The European Commission announced July 12 that it has adopted the EU-U.S. Privacy Shield, a new framework to protect the fundamental rights of anyone in the EU whose personal data is transferred to the U.S.
In addition, the framework will also bring legal clarity for businesses relying on transatlantic data transfers. The European Commission and the U.S. Government reached a political agreement on a new framework for transatlantic exchanges of personal data for commercial purposes in February, and the European Commission finalized the adoption procedure today.
The EU-U.S. Privacy Shield is based on the following principles:
- Strong obligations on companies handling data: under the new arrangement, the U.S. Department of Commerce will conduct regular updates and reviews of participating companies, to ensure that companies follow the rules they submitted themselves to. If companies do not comply in practice they face sanctions and removal from the list. The tightening of conditions for the onward transfers of data to third parties will guarantee the same level of protection in case of a transfer from a Privacy Shield company.
- Clear safeguards and transparency obligations on U.S. government access: The US has given the EU assurance that the access of public authorities for law enforcement and national security is subject to clear limitations, safeguards and oversight mechanisms. Everyone in the EU will, also for the first time, benefit from redress mechanisms in this area. The U.S. has ruled out indiscriminate mass surveillance on personal data transferred to the US under the EU-U.S. Privacy Shield arrangement. The Office of the Director of National Intelligence further clarified that bulk collection of data could only be used under specific preconditions and needs to be as targeted and focused as possible. It details the safeguards in place for the use of data under such exceptional circumstances. The U.S. Secretary of State has established a redress possibility in the area of national intelligence for Europeans through an Ombudsperson mechanism within the Department of State.

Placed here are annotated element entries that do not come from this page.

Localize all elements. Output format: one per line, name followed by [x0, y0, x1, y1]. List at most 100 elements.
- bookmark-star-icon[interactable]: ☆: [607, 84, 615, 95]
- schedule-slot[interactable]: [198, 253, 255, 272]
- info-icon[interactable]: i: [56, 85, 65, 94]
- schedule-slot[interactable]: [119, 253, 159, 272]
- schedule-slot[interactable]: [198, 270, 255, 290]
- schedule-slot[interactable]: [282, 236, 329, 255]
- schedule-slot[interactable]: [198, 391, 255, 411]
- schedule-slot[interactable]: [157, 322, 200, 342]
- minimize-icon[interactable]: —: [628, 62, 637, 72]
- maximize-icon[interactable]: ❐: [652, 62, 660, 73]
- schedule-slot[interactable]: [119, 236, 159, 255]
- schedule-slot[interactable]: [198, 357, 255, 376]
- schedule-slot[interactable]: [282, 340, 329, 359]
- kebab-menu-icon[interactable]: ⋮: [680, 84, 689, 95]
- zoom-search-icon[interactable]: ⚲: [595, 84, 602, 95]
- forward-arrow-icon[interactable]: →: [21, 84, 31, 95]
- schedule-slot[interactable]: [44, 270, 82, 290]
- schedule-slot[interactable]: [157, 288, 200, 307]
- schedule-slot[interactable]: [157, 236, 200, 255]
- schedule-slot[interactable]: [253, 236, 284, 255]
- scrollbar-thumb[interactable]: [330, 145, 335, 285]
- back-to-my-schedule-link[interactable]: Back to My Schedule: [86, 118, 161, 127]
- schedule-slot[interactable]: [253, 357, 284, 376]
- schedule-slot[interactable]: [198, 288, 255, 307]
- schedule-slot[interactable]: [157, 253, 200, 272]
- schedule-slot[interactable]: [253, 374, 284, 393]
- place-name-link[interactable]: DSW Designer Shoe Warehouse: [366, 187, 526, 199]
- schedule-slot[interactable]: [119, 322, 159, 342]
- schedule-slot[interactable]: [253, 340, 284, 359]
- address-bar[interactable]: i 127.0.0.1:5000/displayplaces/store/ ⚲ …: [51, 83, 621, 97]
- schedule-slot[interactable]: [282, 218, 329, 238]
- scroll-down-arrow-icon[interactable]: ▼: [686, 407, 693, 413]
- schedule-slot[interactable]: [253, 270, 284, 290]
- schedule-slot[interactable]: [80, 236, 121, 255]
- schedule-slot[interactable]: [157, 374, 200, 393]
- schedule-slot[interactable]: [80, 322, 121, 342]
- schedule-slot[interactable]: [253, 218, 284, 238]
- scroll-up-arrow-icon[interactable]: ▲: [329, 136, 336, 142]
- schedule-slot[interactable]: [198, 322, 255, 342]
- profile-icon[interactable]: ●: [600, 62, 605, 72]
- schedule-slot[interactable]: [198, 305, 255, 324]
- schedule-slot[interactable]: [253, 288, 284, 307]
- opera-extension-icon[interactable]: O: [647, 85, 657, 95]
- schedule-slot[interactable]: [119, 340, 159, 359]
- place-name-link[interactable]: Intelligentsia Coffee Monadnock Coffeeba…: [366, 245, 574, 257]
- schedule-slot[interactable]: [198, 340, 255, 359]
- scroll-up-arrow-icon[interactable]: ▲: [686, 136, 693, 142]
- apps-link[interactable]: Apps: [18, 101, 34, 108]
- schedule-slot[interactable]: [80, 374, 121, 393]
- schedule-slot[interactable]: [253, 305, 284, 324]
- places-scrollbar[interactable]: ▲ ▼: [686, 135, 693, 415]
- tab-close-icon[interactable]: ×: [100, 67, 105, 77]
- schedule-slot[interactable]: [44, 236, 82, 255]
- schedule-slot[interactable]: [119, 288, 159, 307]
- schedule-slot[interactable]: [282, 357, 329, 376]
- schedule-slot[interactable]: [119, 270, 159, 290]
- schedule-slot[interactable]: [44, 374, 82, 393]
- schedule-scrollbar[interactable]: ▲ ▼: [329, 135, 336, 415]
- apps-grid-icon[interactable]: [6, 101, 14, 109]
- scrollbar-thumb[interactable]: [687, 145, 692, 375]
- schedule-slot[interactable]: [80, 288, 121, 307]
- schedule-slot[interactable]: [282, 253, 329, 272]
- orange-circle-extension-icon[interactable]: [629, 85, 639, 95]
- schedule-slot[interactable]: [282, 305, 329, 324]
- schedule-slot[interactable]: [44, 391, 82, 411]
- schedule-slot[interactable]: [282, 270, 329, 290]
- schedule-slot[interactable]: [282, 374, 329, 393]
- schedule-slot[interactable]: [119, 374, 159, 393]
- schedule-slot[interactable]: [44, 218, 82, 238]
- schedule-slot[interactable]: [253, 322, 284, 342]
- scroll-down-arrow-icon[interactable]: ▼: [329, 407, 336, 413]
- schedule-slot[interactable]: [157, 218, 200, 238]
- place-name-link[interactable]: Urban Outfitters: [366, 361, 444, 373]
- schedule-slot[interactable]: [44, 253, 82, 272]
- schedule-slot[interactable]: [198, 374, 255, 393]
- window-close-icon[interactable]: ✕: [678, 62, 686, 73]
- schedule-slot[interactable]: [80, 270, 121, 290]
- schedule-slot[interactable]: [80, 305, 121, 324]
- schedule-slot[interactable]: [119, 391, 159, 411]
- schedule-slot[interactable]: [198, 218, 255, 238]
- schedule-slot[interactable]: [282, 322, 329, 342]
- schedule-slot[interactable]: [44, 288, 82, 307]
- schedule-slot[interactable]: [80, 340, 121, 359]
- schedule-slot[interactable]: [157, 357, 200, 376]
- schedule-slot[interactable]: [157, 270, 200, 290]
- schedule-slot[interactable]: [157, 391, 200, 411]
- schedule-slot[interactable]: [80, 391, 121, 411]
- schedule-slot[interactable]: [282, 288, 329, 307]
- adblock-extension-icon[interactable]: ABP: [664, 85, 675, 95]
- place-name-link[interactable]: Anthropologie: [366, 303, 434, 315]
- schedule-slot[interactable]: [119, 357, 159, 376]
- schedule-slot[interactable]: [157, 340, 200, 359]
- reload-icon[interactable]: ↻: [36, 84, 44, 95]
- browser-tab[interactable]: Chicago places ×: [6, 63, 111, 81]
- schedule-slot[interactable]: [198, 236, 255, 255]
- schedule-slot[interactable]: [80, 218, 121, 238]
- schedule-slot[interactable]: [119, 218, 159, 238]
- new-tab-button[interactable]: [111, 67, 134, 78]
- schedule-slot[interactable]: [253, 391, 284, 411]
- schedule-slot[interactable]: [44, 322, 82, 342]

- Effective protection of individual rights: Any citizen who considers that their data has been misused under the Privacy Shield scheme will benefit from several accessible and affordable dispute resolution mechanisms. Ideally, the complaint will be resolved by the company itself; or free of charge Alternative Dispute resolution (ADR) solutions will be offered. Individuals can also go to their national Data Protection Authorities, who will work with the Federal Trade Commission to ensure that complaints by EU citizens are investigated and resolved. If a case is not resolved by any of the other means, as a last resort there will be an arbitration mechanism. Redress possibility in the area of national security for EU citizens’ will be handled by an Ombudsperson independent from the US intelligence services.
- Annual joint review mechanism: the mechanism will monitor the functioning of the Privacy Shield, including the commitments and assurance as regards access to data for law enforcement and national security purposes. The European Commission and the U.S. Department of Commerce will conduct the review and associate national intelligence experts from the U.S. and European Data Protection Authorities. The Commission will draw on all other sources of information available and will issue a public report to the European Parliament and the Council.
Since presenting the draft Privacy Shield in February, the Commission says it has drawn on the opinions of the European data protection authorities and the European Data Protection Supervisor, and the resolution of the European Parliament to include a number of additional clarifications and improvements.
The European Commission and the U.S. notably agreed on additional clarifications on bulk collection of data, strengthening the Ombudsperson mechanism, and more explicit obligations on companies as regards limits on retention and onward transfers, the Commission said.
The EU-U.S. Privacy Shield is based on the requirements set out by the European Court of Justice in its ruling on 6 October 2015, which declared the old Safe Harbour framework invalid, said the Commission.